Particle Life
Asymmetric forces between particle types
Schmickl et al. (2016) · Mogas-Recalde (2020)
Each particle has a type. Each type pair has a force coefficient in the 4×4 matrix on the left — negative is repulsion, positive is attraction, and the matrix is allowed to be asymmetric. That asymmetry is everything. Newton's third law is absent by design; what emerges is chased, chased, and chased.
| -0.7 | -0.9 | +0.5 | +0.1 | |
| +0.8 | +0.7 | -0.9 | -0.9 | |
| -0.8 | +0.1 | -0.9 | -0.9 | |
| +0.3 | -0.3 | -0.4 | +0.4 |
In Newtonian physics, every force comes in a pair: if A attracts B, B attracts A with equal magnitude. Momentum is conserved. Closed systems do not spontaneously accelerate.
The matrix here is not required to be symmetric. M[A][B] = +0.5 and M[B][A] = -0.5 is allowed — A is drawn toward B while B flees from A. What this produces is not unphysical noise. It is predation, formally identical to a food chain. No species-level cognition, no goals, no representations — just sixteen numbers and a quadratic-time force kernel. And yet what emerges reads unambiguously as ecology.

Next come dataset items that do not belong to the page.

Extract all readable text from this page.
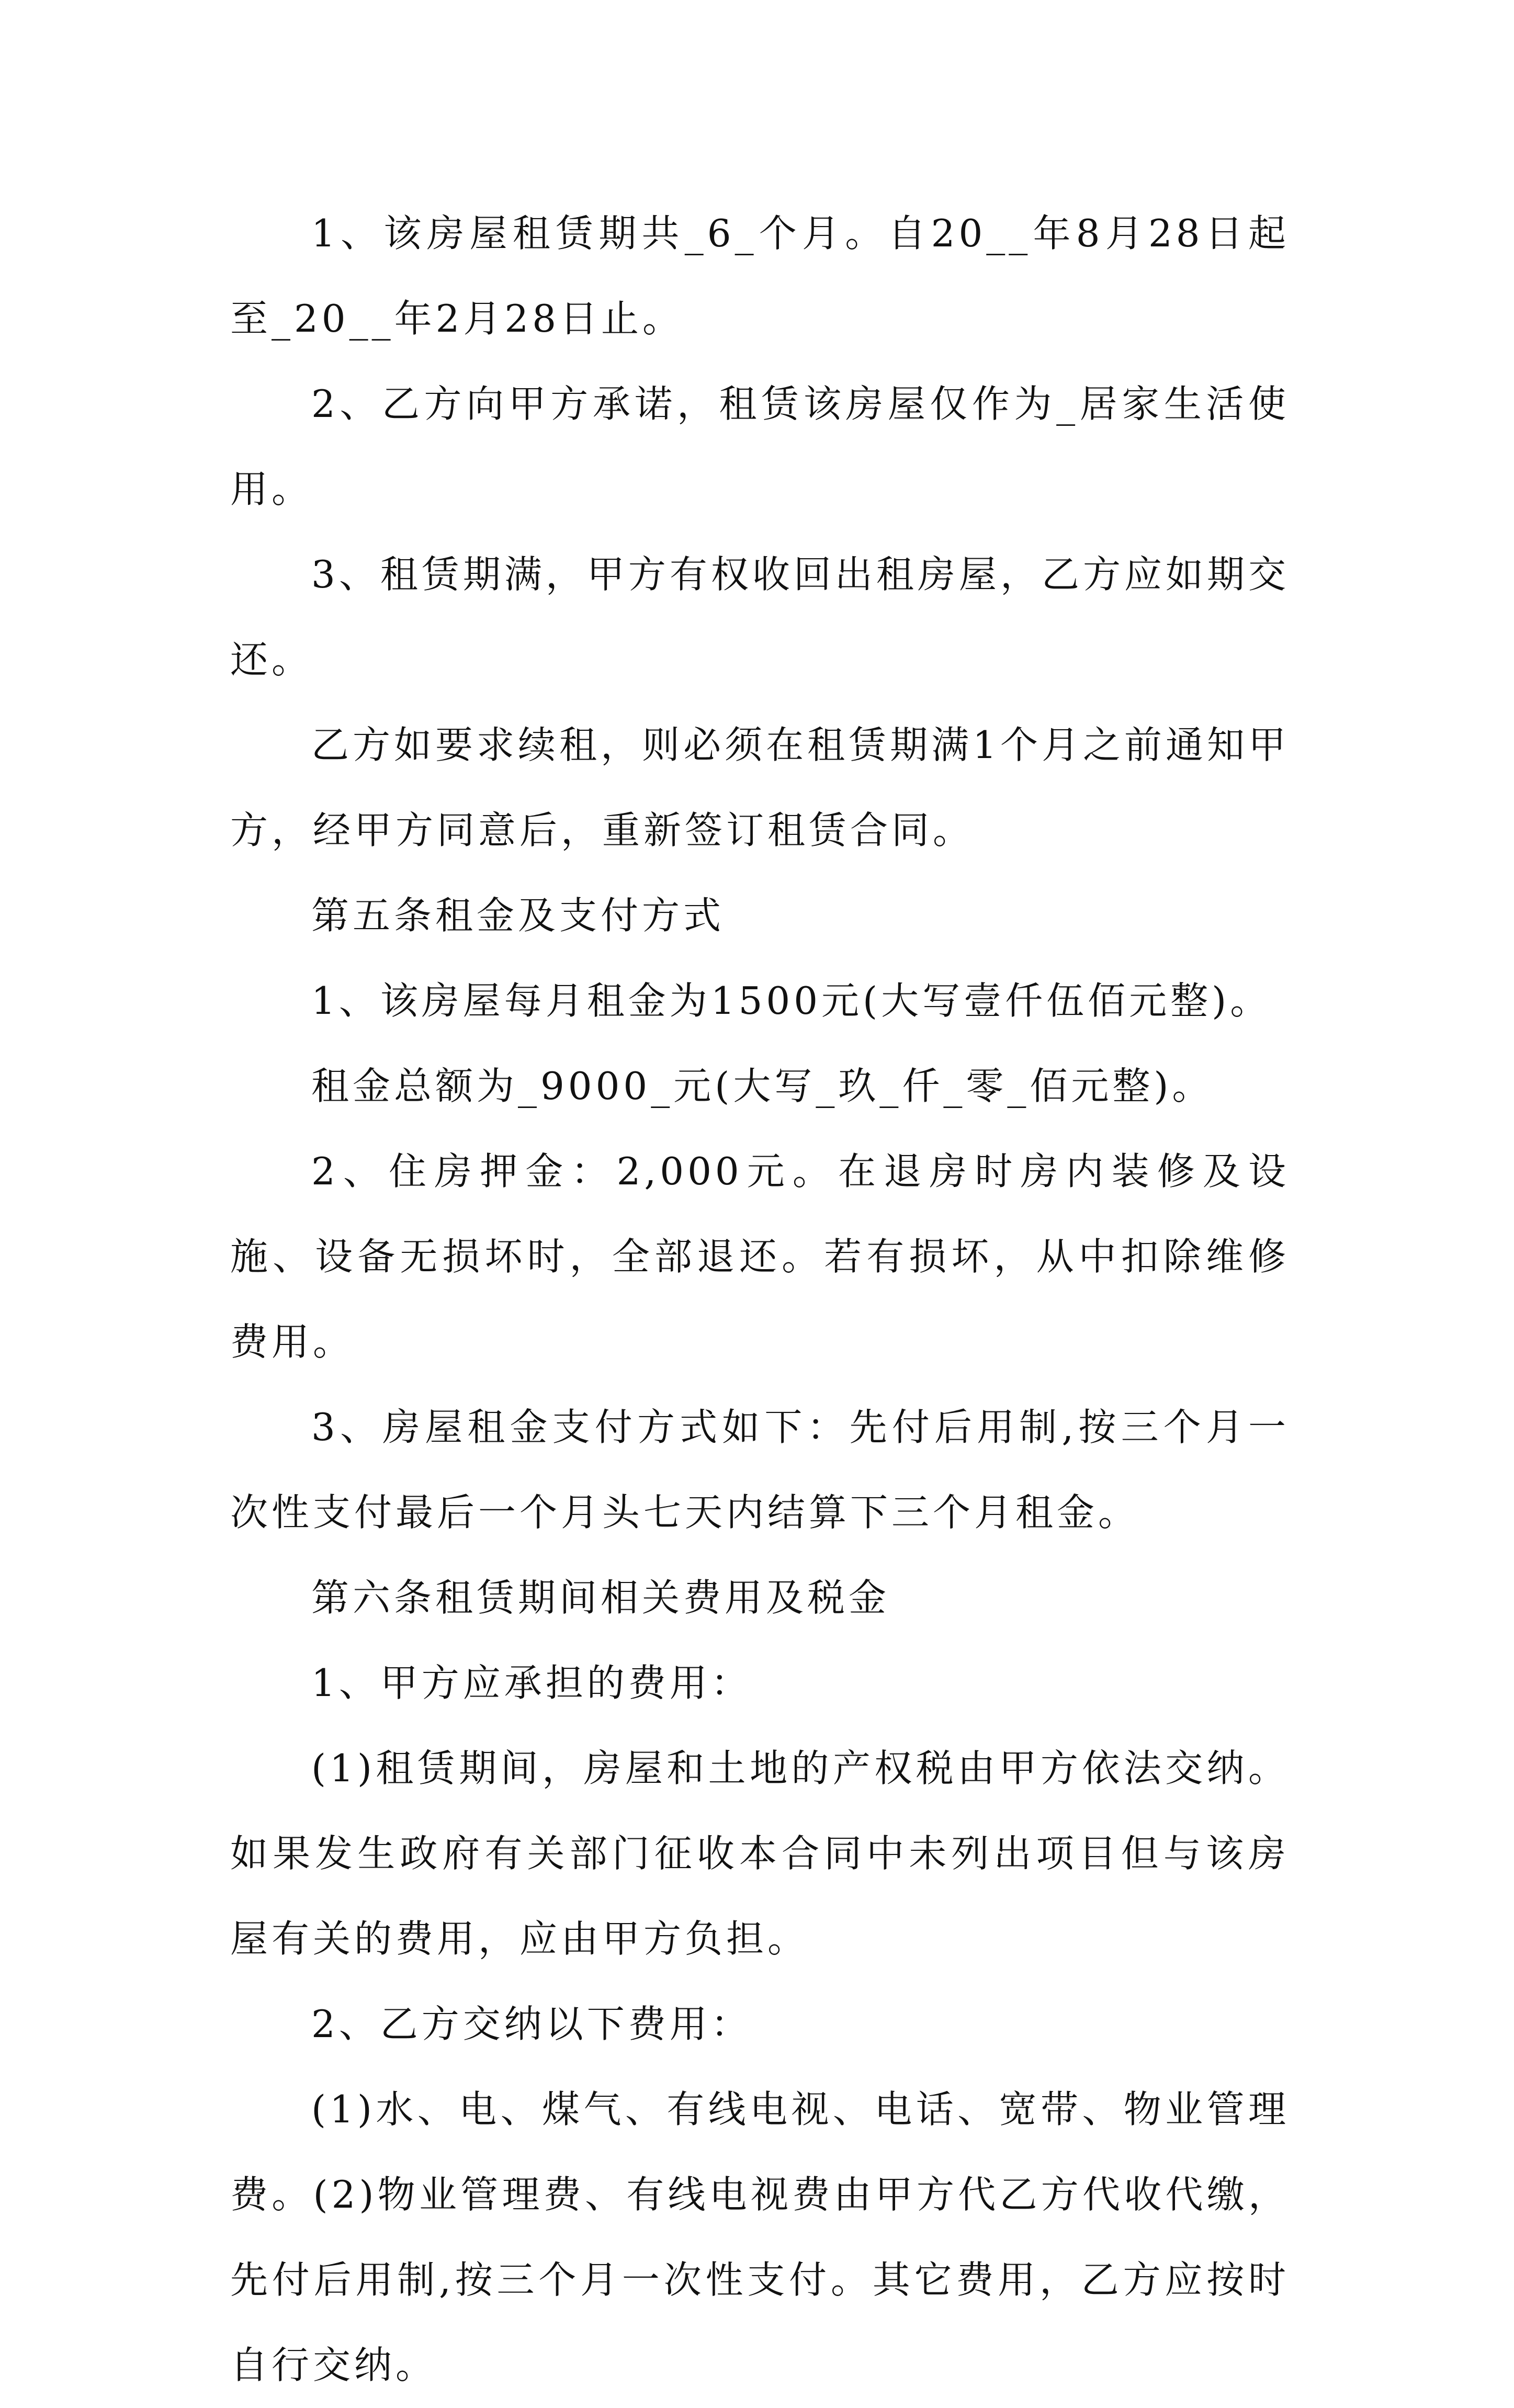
1、该房屋租赁期共_6_个月。自20__年8月28日起至_20__年2月28日止。

2、乙方向甲方承诺，租赁该房屋仅作为_居家生活使用。

3、租赁期满，甲方有权收回出租房屋，乙方应如期交还。

乙方如要求续租，则必须在租赁期满1个月之前通知甲方，经甲方同意后，重新签订租赁合同。

第五条租金及支付方式

1、该房屋每月租金为1500元(大写壹仟伍佰元整)。

租金总额为_9000_元(大写_玖_仟_零_佰元整)。

2、住房押金：2,000元。在退房时房内装修及设施、设备无损坏时，全部退还。若有损坏，从中扣除维修费用。

3、房屋租金支付方式如下：先付后用制,按三个月一次性支付最后一个月头七天内结算下三个月租金。

第六条租赁期间相关费用及税金

1、甲方应承担的费用：

(1)租赁期间，房屋和土地的产权税由甲方依法交纳。如果发生政府有关部门征收本合同中未列出项目但与该房屋有关的费用，应由甲方负担。

2、乙方交纳以下费用：

(1)水、电、煤气、有线电视、电话、宽带、物业管理费。(2)物业管理费、有线电视费由甲方代乙方代收代缴，先付后用制,按三个月一次性支付。其它费用，乙方应按时自行交纳。
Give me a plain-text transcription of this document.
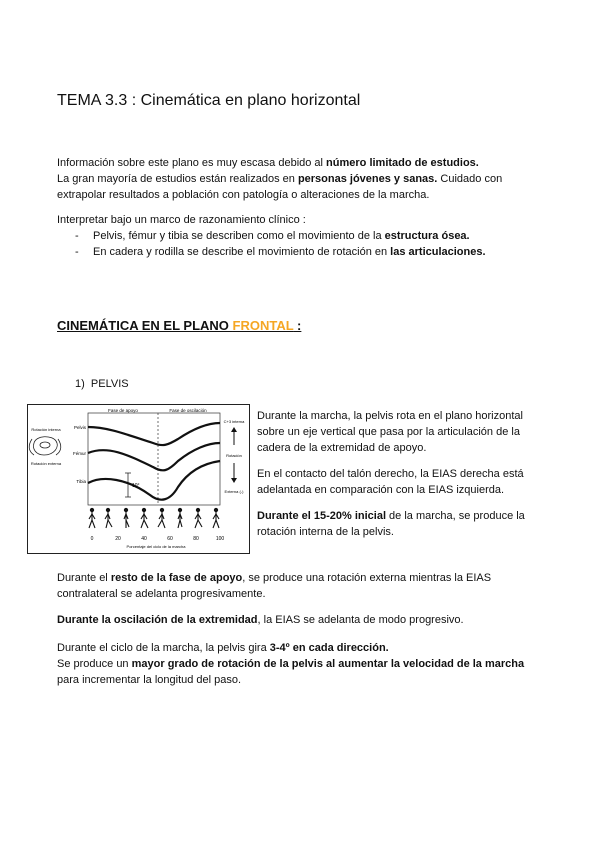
TEMA 3.3 : Cinemática en plano horizontal

Información sobre este plano es muy escasa debido al número limitado de estudios.

La gran mayoría de estudios están realizados en personas jóvenes y sanas. Cuidado con

extrapolar resultados a población con patología o alteraciones de la marcha.

Interpretar bajo un marco de razonamiento clínico :

- Pelvis, fémur y tibia se describen como el movimiento de la estructura ósea.
- En cadera y rodilla se describe el movimiento de rotación en las articulaciones.
CINEMÁTICA EN EL PLANO FRONTAL :
1) PELVIS
Fase de apoyo	Fase de oscilación
Pelvis
Fémur
Tibia
10°
Rotación interna
Rotación externa
C+3 interna
Rotación
Externa (-)
0	20	40	60	80	100
Porcentaje del ciclo de la marcha

Durante la marcha, la pelvis rota en el plano horizontal sobre un eje vertical que pasa por la articulación de la cadera de la extremidad de apoyo.

En el contacto del talón derecho, la EIAS derecha está adelantada en comparación con la EIAS izquierda.

Durante el 15-20% inicial de la marcha, se produce la rotación interna de la pelvis.

Durante el resto de la fase de apoyo, se produce una rotación externa mientras la EIAS contralateral se adelanta progresivamente.

Durante la oscilación de la extremidad, la EIAS se adelanta de modo progresivo.

Durante el ciclo de la marcha, la pelvis gira 3-4º en cada dirección.

Se produce un mayor grado de rotación de la pelvis al aumentar la velocidad de la marcha para incrementar la longitud del paso.
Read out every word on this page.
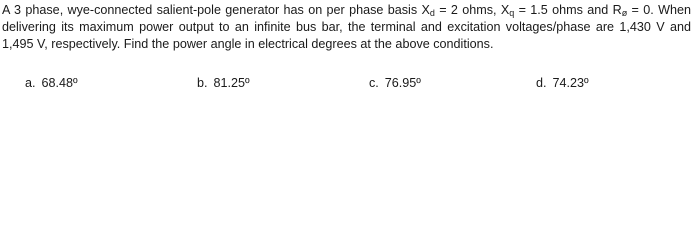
A 3 phase, wye-connected salient-pole generator has on per phase basis $X_d = 2$ ohms, $X_q = 1.5$ ohms and $R_ø = 0$. When delivering its maximum power output to an infinite bus bar, the terminal and excitation voltages/phase are 1,430 V and 1,495 V, respectively. Find the power angle in electrical degrees at the above conditions.
a. 68.48º	b. 81.25º	c. 76.95º	d. 74.23º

That disjunction — between what the system is at the code level and what it looks like at the screen level — is the same gap that appears when we look at a brain and call it a mind. The question of when pattern becomes agent is not a question about adding ingredients. It is a question about how far emergence goes before the vocabulary has to change.